A few weeks ago I wrote about five things I wish I knew before I started triathlon. Here’s a second post on triathlon – getting started.
The first thing I wished I knew was how expensive triathlon can be (tip 1). However, you don’t need all the top gear.
It’s more important to get started biking (regardless whether it’s on a mountain bike, a borrowed road bike, or a svelte tri bike) and swimming than wishing for higher end equipment.
You could run your first tri with only five key items: swimsuit and goggles, a bike and helmet, and running shoes.
Here are three tips to help you get started…
Build a base
Kelly and I bought introductory road bikes the summer before our races before we really knew we were headed towards triathlon. The first couple rides were scary, even with cage pedals, because I just wasn’t comfortable on a road bike and riding on the highway. Over time I got more comfortable and we started going longer.
I was a lifeguard and swimming instructor in high school and university so knew how to swim, but that doesn’t mean I enjoyed it or even practiced unless my recertification was coming due. And although Kelly knew how to swim, he couldn’t go for longer than 50m without stopping. Within six months he could do an iron-distance swim (3.8km or 2.4 miles).
It was important for both of us to build a base in the other activities and get comfortable doing them to see if it’s something we actually would like to do enough to practice on a regular basis (and whether it would be worth investing more money into).
Start training for all three sports
Once you’ve built a base, start training for the swim, bike and run. A lot of great feedback in the last post mentioned practicing your least favourite or weakest sport. It’s easy to do the one you love the most, but you don’t really need to work on that activity!
Training for all three sports is great to start getting comfortable (tip 2). When I made the transition to clipless pedals and cycling shoes, I felt like a beginner all over again. I fell into the ditch of the highway once, clipped in, which didn’t help (and hurt both my back and my ego)! But the more I did it, the more comfortable I became.
Training for all three also helps you to figure out balance between the sports with strength training and life (tip 4).
This might be the point where you’d consider joining a masters swim team, checking out a local cycling club, or hiring a coach. You can also find tons of information online! Kelly and I winged it all, but I always say I’ll hire a coach for the next triathlon I run.
Continue to learn about it
There’s a lot to learn in triathlon from new terminology to logistics. Here is a random list of things to consider:
- Bike set up – if you have the right bike size and fit, it should help prevent biking injuries down the road.
- Rest – important in all sports, but when you are balancing three, rest becomes even more important. Be sure to listen to your body and skip a workout or scale it back if necessary.
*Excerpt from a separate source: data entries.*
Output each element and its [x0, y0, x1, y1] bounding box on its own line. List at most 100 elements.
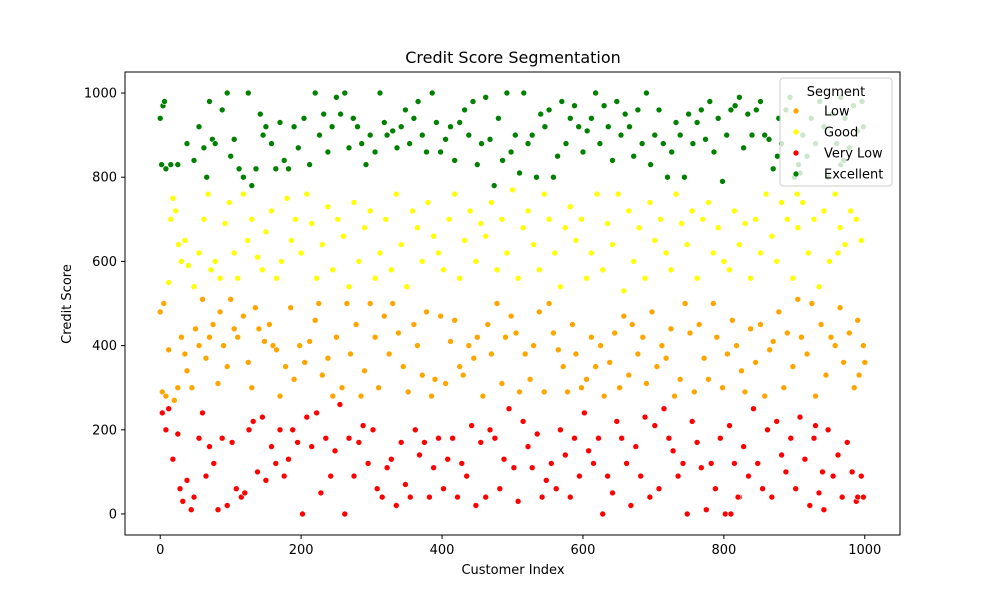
data-point	[540, 190, 548, 198]
data-point	[447, 123, 454, 130]
x-axis-label: Customer Index	[461, 563, 564, 578]
y-tick-label: 0	[109, 507, 117, 522]
data-point	[306, 161, 313, 168]
data-point	[635, 224, 643, 231]
data-point	[834, 451, 842, 459]
legend-label: Low	[824, 105, 850, 120]
data-point	[731, 102, 739, 109]
data-point	[647, 161, 654, 168]
data-point	[723, 131, 731, 139]
data-point	[660, 405, 668, 413]
data-point	[176, 485, 184, 493]
legend-box	[779, 77, 893, 187]
y-tick-label: 400	[92, 339, 117, 354]
data-point	[207, 266, 215, 274]
data-point	[764, 426, 771, 434]
data-point	[463, 472, 471, 480]
data-point	[613, 418, 621, 425]
data-point	[740, 144, 747, 152]
data-point	[558, 98, 566, 105]
data-point	[349, 115, 357, 122]
data-point	[421, 439, 428, 446]
data-point	[313, 409, 320, 417]
data-point	[280, 157, 288, 164]
data-point	[169, 195, 177, 202]
data-point	[174, 430, 182, 438]
data-point	[736, 94, 743, 101]
data-point	[815, 489, 823, 497]
data-point	[564, 388, 571, 396]
data-point	[156, 115, 164, 122]
data-point	[287, 304, 294, 312]
data-point	[585, 447, 592, 455]
data-point	[428, 89, 436, 97]
data-point	[329, 392, 337, 400]
data-point	[248, 384, 256, 392]
data-point	[796, 413, 804, 421]
data-point	[775, 308, 783, 316]
legend-label: Good	[824, 126, 858, 141]
data-point	[789, 274, 797, 282]
data-point	[426, 493, 433, 501]
data-point	[646, 199, 654, 206]
data-point	[609, 241, 616, 248]
data-point	[469, 98, 477, 105]
data-point	[449, 434, 456, 442]
data-point	[860, 342, 867, 349]
data-point	[669, 447, 677, 455]
y-tick-label: 800	[92, 171, 117, 186]
data-point	[299, 510, 306, 518]
data-point	[554, 152, 561, 160]
data-point	[503, 249, 511, 257]
data-point	[272, 460, 280, 467]
data-point	[259, 266, 266, 274]
data-point	[824, 426, 832, 434]
data-point	[557, 426, 564, 434]
data-point	[435, 249, 442, 257]
data-point	[662, 354, 670, 362]
data-point	[345, 283, 353, 291]
data-point	[244, 237, 251, 244]
data-point	[537, 110, 545, 118]
data-point	[588, 333, 595, 341]
data-point	[252, 165, 260, 173]
data-point	[678, 220, 685, 227]
data-point	[850, 384, 858, 392]
data-point	[347, 350, 354, 358]
data-point	[414, 98, 422, 105]
data-point	[637, 472, 645, 480]
data-point	[599, 510, 607, 518]
data-point	[278, 258, 285, 265]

- Nutrition – ensure you are adequately fueling both in training and at other times to provide your body the energy it requires.
- Brick – a triathlon training term when you stack two or more disciplines during the same workout with no or very little rest between. (i.e. bike then run). They help to prepare your body for the next demand. Start small and increase with comfort.
- Transitions (T1 and T2) – Transition areas are where you go after one sport to prepare for the next, swim to bike (T1) and bike to run (T2). They can be intimidating the first time you participate since they’re kind of foreign. They can also vary from having wetsuit strippers, to long runs between the swim and bike, to having everything for T1 and T2 at the same station or in a completely different location.
These are just a few more things to consider in the larger triathlon cog. If you want to try, go for it and learn as you go: build a base, train for three sports and ask questions, read about it, and get professional help (coach, clubs, etc) if you choose.
Next up…how to choose your first race!
Non-triathletes: Which sport is easiest and which one is the toughest?
Triathletes: what else would you add? How long did you train in three disciplines before signing up for a race?